Der Beamte habe den deutschen Kollegen aus einer “Notsituation“ helfen wollen. Grünen-Politiker Ströbele fordert rückhaltlose Aufklärung.
Hannover/Lüneburg/Potsdam. Auch nach dem Ende des diesjährigen Castor-Transports sorgt der Polizeieinsatz im Wendland für Ärger. Hintergrund ist der handgreifliche Einsatz eines französischen Polizisten am Sonntagnachmittag in Gorleben gegen einen Demonstranten. Das Bundesinnenministerium in Berlin verteidigte die Maßnahme.
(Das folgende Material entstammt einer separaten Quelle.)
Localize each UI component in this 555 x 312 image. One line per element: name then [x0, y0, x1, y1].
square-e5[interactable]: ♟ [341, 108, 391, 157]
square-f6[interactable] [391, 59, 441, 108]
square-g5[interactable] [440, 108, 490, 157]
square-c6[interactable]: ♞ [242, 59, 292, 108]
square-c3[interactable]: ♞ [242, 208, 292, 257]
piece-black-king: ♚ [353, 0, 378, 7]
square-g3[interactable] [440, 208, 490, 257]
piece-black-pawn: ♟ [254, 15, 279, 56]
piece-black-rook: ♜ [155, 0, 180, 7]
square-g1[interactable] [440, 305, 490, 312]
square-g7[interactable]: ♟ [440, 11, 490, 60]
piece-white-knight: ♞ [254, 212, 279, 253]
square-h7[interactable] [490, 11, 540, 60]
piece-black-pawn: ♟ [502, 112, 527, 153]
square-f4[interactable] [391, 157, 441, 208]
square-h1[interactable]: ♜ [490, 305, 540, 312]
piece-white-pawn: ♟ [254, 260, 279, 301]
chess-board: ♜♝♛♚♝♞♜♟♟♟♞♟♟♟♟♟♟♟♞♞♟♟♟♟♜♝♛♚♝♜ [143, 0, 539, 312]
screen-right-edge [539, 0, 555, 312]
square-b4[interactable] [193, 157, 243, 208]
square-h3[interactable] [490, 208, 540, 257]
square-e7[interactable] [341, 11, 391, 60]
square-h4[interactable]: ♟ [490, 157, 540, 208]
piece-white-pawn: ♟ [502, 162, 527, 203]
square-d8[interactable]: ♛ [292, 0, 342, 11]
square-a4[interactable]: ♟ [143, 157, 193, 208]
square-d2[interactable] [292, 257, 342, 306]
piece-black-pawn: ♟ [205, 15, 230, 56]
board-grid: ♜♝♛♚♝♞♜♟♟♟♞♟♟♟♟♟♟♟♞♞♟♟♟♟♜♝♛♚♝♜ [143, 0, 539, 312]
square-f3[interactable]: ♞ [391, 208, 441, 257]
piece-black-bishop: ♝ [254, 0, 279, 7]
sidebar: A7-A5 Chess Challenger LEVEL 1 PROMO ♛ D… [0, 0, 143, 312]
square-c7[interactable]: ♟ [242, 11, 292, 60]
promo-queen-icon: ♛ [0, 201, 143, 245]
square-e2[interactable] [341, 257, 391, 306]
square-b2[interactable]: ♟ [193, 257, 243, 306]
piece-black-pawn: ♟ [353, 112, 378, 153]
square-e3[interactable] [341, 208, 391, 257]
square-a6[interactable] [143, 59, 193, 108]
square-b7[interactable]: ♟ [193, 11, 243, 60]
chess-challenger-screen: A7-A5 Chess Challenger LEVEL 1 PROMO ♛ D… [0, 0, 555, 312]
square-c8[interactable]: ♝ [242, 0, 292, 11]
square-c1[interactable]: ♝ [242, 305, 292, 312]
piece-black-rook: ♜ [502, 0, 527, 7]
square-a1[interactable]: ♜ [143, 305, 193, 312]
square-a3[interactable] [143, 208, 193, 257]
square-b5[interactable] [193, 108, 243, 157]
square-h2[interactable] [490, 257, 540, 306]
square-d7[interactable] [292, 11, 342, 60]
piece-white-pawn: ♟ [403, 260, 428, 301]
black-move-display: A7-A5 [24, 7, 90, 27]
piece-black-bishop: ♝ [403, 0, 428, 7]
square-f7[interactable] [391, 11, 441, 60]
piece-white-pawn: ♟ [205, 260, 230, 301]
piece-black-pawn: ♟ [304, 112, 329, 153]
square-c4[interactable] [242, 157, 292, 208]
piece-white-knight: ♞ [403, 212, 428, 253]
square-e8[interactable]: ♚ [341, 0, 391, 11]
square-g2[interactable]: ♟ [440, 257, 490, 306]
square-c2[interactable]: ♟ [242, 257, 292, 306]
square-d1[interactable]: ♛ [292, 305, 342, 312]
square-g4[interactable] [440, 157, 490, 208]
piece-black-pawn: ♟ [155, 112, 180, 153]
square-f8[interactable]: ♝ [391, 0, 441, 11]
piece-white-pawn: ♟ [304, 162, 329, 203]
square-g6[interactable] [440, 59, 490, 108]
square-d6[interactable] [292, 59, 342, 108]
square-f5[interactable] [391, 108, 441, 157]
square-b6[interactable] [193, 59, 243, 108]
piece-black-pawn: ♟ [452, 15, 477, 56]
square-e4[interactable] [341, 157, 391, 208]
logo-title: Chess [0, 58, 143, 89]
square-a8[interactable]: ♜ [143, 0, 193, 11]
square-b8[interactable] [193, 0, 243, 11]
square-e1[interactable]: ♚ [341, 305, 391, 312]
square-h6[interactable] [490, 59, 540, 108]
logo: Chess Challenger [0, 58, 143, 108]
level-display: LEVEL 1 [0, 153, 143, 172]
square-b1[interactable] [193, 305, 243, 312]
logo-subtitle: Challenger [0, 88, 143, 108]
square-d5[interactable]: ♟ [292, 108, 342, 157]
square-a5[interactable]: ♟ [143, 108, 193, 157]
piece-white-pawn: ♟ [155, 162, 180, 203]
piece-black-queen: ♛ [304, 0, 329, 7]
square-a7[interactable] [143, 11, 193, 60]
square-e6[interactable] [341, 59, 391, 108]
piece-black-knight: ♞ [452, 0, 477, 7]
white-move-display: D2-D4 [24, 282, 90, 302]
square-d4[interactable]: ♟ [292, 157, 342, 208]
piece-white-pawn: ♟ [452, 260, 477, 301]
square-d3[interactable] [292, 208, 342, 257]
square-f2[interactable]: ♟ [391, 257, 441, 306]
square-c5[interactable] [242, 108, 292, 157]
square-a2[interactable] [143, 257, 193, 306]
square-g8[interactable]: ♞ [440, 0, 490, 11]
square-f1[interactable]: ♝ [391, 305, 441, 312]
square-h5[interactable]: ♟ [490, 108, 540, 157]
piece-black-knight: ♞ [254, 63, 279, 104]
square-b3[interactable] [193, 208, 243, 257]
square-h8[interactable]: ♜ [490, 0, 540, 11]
Der französische Beamte habe einem deutschen Bundespolizisten nur in einer akuten „Notsituation“ während einer Personenkontrolle nach einer Beamtenbeleidigung geholfen, betonte ein Ministeriumssprecher.
Der Einsatz des uniformierten und bewaffneten Beamten beim Castor-Transport von La Hague in Frankreich ins niedersächsische Gorleben sei zudem durch einen internationalen Vertrag zur grenzüberschreitenden Polizeiarbeit aus dem Jahr 2005 abgesichert. Auch das Bundespolizeigesetz regele entsprechende Kooperationen. „Aus diesem Grund ist eine Polizeikooperation zwischen Frankreich und Deutschland notwendig und auch seit Jahren üblich“, hieß es weiter.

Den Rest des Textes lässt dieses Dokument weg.